Manusia tanpa bakat yang dipinggirkan. Diam di tengah keramaian tak tahu akan jadi apa aku
nantinya. Saat itu aku menyadari satu hal yang membuat waktu tiba- tiba serasa berhenti, aku
tidak memiliki bakat. Namun aku sadar menyerah bukanlah kunci untuk membuka pintu
bakatku yang masih terhalang dinding tebal yang disebut malas. Dari situ aku berusaha
mencoba segala hal di dunia ini untuk bisa menemukan bakatku. Walaupun aku tahu itu seperti
memindahkan matahari, tidak mungkin. Namun tidak ada pilihan selain berusaha, sebagai laki-
laki aku mulai dari sepak bola. Bagai burung gereja Setiap hari pulang sore untuk berlatih
hingga memantik api kemarahan orang tua yang berujung menjadi kurungan di rumah. Namun
sisi positifnya mungkin karena sering berlatih, saat itu untuk pertama kalinya aku merasa lebih
berkelas dari Bambang Pamungkas pemain sepak bola nasional terbaik kala itu. Aku langsung
mendaftar masuk tim inti sekolah dan menjalani latihan. Lalu apa yang terjadi? kini bukan
kupingku, tapi seluruh tubuhku meleleh entah karena marah atau malu semuanya tercampur
aduk. “Dasar bodoh yang benar dong ngumpannya”, “Woi yang bener nendangnya”, “Bisa gak
nggocek bola”, “Kalau gak bisa main bola mending keluar lapangan, ngrepotin tim aja”. Semua
kata itu dilontarkan hampir oleh semua anggota timku, seketika itu aku membenci pemain
idolaku Bambang Pamungkas, mungkin karena tak tahu pada siapa aku ingin melampiaskan
semua bubuk mesiu kotor dalam hatiku yang lagi-lagi tak jadi meledak. Aku seperti anak
penguin yang ditinggal oleh ayahnya dan tersesat entah kemana, tak berani berinteraksi dengan
orang lain karena tanpa bakat apa dayaku? Namun kejadian itu tak meruntuhkan niatku untuk
menghancurkan dinding yang menghalangi bakatku, disisi lain mungkin karena aku sangat
mengagumi sosok Jenderal Soedirman, salah satu pahlawan Indonesia yang tetap bergerilya
walau penyakit TBC terus menggerus tubuhnya. Jadi aku hanya berkata “Mungkin sepak bola
bukan bakatku”. Selanjutnya aku mencoba bulu tangkis karena dalam pikiranku sebagai orang
Indonesia harusnya aku bisa berjaya di olahraga ini. Aku mencoba bertanding dengan adik
kelasku dan apa yang terjadi? “Malu-maluin, masa kakak kelas kalah telak 2 set 21-7, mending
gak usah naik kelas”. Mungkin Tuhan sedang menguji kesabaranku sehingga lagi-lagi hanya
amarah dan rasa malu yang didapatkan. Kuingat kembali kisah Jenderalku dan kembali berkata
“Mungkin itu bukan bakatku”. Desaku dikelilingi sawah, dan untuk mengairi sawah itu
digunakan sungai kecil yang disebut ploen, disampingnya terdapat markas polisi dan koramil.

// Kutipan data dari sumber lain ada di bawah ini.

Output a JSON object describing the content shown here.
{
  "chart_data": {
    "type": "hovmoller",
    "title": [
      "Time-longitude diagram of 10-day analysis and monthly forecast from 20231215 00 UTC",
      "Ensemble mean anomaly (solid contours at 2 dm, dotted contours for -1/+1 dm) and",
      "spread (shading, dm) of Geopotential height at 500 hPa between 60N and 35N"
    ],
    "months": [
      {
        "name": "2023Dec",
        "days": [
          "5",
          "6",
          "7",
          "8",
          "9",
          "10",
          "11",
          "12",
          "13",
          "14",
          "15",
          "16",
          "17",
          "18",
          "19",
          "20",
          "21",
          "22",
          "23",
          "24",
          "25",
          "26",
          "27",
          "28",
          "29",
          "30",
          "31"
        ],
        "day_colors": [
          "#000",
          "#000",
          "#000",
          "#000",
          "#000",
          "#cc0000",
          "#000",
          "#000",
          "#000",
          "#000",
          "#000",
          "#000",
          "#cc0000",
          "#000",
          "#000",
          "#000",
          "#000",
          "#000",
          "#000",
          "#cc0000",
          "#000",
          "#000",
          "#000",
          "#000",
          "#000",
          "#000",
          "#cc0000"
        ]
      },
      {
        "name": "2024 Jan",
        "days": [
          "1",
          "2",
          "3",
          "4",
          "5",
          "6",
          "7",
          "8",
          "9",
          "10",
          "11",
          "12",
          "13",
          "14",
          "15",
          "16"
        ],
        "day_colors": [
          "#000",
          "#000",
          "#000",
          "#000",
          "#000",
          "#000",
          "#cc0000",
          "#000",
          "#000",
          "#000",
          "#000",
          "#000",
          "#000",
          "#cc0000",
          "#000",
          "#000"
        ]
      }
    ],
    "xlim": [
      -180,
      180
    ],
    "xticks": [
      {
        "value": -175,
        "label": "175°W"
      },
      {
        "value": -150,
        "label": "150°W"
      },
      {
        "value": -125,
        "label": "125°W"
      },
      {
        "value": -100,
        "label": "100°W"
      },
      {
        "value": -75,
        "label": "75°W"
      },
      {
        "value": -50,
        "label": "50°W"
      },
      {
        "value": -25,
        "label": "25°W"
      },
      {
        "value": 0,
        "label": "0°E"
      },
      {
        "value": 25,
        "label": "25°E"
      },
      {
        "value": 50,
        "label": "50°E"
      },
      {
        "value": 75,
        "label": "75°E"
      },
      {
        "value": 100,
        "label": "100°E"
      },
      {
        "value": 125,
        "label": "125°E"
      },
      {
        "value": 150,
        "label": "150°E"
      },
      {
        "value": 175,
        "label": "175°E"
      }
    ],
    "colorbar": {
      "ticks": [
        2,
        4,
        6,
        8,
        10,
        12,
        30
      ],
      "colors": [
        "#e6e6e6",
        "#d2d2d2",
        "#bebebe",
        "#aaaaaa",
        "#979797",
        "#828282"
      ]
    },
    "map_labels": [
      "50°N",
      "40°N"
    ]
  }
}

Bersama temanku wawan aku berusaha membuktikan bahwa aku mempunya bakat dengan
berenang di ploen itu, aku mencoba berenang pertama dan apa yang terjadi? tidak disangka aku
justru terbawa derasnya arus ploen tersebut. “Asyhaduanlaa illahaillallah waashaduanna
muhammadarasulullah”. Entah berapa kali terus kuucapkan kalimat itu dengan lantang karena
saat itu yang ada di pikiranku hanya seseorang yang sebelum mati membaca syahadat akan
masuk surga. Seketika itu tanganku tertarik ke atas dan ketika seluruh tubuhku sampai
kepermukaan aku baru sadar anggota koramil menolongku. Kulihat di sampingku wajah
wawan pucat. Mungkin ia takut akan kena amarah anggota koramil, walaupun aku pun tahu
pasti dia sempat tertawa melihatku terseret arus. Untungnya anggota koramil itu hanya
menasihati kami, walaupun sampai saat ini kejadian itu bak harta karun yang tidak pernah kami
ceritakan, karena kami takut orang tua kami tidak akan lagi mengizinkan kami bermain.